Why this neglect? Briefly stated, America’s failure to solve these problems arises from a mix of ideology, political correctness, flawed education theories, and disagreements over who qualifies as “gifted.” Even when we agree on which children meet that definition, we divide over what to do with them. Should they be taught within “inclusive” classrooms or separately? Do they, in fact, deserve anything different at all? Some say that programs focused on such children are elitist and contend that “these kids will do fine anyway, so let’s concentrate on those who are having difficulty.” Others wonder what will happen to late bloomers. Still others discount talent and ability altogether, insisting that personal qualities such as “grit” are the key to high achievement. In today’s culture, creating special opportunities for high-ability, high-achieving youngsters also invites allegations of discrimination.

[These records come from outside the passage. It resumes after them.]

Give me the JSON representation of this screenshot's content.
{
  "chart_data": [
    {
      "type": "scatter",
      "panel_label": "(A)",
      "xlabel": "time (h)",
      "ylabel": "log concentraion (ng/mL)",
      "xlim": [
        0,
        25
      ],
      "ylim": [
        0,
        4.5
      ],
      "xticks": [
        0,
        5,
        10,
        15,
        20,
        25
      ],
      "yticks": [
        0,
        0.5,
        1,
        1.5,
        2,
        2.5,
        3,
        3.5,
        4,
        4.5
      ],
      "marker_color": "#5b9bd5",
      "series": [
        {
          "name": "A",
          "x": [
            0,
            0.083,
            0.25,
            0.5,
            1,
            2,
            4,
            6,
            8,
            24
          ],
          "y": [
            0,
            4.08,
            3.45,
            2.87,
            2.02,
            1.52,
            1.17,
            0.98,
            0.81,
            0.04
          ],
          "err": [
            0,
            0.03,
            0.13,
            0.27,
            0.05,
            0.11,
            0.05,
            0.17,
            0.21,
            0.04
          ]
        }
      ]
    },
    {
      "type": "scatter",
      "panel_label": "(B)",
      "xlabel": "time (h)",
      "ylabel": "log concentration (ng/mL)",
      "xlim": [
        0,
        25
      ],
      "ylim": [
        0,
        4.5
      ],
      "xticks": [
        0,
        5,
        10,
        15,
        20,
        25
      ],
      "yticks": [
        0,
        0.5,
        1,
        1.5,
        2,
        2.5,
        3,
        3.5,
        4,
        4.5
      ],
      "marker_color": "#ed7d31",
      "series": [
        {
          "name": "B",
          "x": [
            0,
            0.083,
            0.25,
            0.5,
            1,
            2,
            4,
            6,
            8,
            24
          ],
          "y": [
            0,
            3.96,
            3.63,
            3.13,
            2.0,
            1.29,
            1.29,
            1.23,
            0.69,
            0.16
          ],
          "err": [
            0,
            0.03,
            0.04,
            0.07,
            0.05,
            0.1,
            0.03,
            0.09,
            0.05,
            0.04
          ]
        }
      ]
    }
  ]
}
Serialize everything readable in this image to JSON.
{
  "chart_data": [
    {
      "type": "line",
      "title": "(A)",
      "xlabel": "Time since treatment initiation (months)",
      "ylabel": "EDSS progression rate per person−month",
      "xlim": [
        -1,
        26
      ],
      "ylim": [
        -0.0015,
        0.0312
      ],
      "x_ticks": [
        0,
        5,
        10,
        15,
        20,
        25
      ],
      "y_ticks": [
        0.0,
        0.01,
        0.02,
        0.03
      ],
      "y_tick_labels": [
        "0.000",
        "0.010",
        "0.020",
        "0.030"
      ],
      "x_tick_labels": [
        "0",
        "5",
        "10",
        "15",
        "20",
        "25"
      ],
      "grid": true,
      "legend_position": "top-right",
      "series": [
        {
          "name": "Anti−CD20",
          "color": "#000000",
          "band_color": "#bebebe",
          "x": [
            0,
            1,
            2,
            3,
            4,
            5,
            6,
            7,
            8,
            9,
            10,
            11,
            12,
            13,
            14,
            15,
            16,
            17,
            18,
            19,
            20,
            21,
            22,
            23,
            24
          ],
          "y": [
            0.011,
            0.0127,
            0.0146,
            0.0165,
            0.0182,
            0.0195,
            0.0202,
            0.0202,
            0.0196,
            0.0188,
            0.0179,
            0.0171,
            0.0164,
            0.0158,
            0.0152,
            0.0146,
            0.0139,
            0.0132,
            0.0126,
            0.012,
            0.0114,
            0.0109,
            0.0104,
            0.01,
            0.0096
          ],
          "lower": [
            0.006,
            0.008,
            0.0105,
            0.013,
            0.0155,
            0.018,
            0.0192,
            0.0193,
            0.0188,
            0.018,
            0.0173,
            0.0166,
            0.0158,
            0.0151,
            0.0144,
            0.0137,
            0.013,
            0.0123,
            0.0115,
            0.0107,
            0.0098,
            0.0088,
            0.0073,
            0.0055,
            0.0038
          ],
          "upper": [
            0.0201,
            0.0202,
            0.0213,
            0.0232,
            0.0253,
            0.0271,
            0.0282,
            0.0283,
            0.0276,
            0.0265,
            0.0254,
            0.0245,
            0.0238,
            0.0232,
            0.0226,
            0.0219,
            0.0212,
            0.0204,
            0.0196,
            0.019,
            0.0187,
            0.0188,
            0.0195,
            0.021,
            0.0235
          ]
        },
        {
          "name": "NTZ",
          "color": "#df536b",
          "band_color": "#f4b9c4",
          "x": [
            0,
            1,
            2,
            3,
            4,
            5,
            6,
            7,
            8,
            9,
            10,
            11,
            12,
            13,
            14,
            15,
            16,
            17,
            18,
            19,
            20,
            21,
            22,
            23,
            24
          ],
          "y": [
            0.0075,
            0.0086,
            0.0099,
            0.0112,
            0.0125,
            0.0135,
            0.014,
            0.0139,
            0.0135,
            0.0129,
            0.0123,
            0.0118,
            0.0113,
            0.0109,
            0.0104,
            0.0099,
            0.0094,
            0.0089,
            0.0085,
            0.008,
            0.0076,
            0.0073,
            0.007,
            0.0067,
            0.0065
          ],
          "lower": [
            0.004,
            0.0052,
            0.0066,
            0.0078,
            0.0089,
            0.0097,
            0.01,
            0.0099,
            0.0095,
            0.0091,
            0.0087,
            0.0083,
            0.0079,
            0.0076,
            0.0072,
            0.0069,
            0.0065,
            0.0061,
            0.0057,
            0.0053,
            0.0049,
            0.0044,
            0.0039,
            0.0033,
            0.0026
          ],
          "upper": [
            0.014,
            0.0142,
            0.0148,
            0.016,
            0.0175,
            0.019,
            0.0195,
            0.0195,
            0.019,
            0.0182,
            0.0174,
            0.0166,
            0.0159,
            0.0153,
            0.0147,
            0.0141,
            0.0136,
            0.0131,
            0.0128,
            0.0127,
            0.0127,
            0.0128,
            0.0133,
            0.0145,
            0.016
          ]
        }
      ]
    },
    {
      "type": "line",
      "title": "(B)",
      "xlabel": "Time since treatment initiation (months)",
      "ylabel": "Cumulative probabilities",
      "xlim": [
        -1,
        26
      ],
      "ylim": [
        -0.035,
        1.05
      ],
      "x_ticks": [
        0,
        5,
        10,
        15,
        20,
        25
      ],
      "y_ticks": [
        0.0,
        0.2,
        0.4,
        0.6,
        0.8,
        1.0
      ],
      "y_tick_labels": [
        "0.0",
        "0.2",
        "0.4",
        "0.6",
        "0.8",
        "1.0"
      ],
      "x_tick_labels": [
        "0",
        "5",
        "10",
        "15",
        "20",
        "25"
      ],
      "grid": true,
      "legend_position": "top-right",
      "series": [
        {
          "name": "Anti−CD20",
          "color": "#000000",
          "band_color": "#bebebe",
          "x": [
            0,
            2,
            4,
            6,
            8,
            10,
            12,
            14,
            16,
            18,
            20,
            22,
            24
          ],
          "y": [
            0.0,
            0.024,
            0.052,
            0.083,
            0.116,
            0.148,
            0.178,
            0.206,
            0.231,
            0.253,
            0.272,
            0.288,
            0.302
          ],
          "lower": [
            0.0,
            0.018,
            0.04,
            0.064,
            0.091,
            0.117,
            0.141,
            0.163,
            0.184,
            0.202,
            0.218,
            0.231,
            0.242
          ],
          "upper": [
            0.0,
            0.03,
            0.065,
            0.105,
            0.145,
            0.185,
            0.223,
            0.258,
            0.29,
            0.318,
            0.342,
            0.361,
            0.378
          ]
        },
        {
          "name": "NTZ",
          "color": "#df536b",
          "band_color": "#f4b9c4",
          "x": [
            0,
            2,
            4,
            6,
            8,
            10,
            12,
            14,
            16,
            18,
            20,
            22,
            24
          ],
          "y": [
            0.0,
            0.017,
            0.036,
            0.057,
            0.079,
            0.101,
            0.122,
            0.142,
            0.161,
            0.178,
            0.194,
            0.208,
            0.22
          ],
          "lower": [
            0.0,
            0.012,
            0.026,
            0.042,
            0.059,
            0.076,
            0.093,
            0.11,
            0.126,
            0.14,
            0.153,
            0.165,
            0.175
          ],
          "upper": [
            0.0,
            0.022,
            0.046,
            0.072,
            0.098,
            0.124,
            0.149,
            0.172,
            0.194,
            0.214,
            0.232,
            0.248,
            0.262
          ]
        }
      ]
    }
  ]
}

Many educators object to separating students in any way. They decry all forms of “tracking” and “grouping” as archaic and unfair. And they’re not entirely wrong, considering how yesterday’s tracking schemes often had a deterministic, immutable aspect that tended to permanently separate student populations and limit educational and social mobility. Any successful (and politically acceptable) approach to education in the United States in the twenty-first century must instead recognize this as a “land of opportunity” and education as a source of second chances. But that doesn’t mean ignoring youngsters of exceptional ability or achievement—or assuming that everyone in fifth grade is equally adept at learning math or history, much less that they’re all at the same level of achievement today.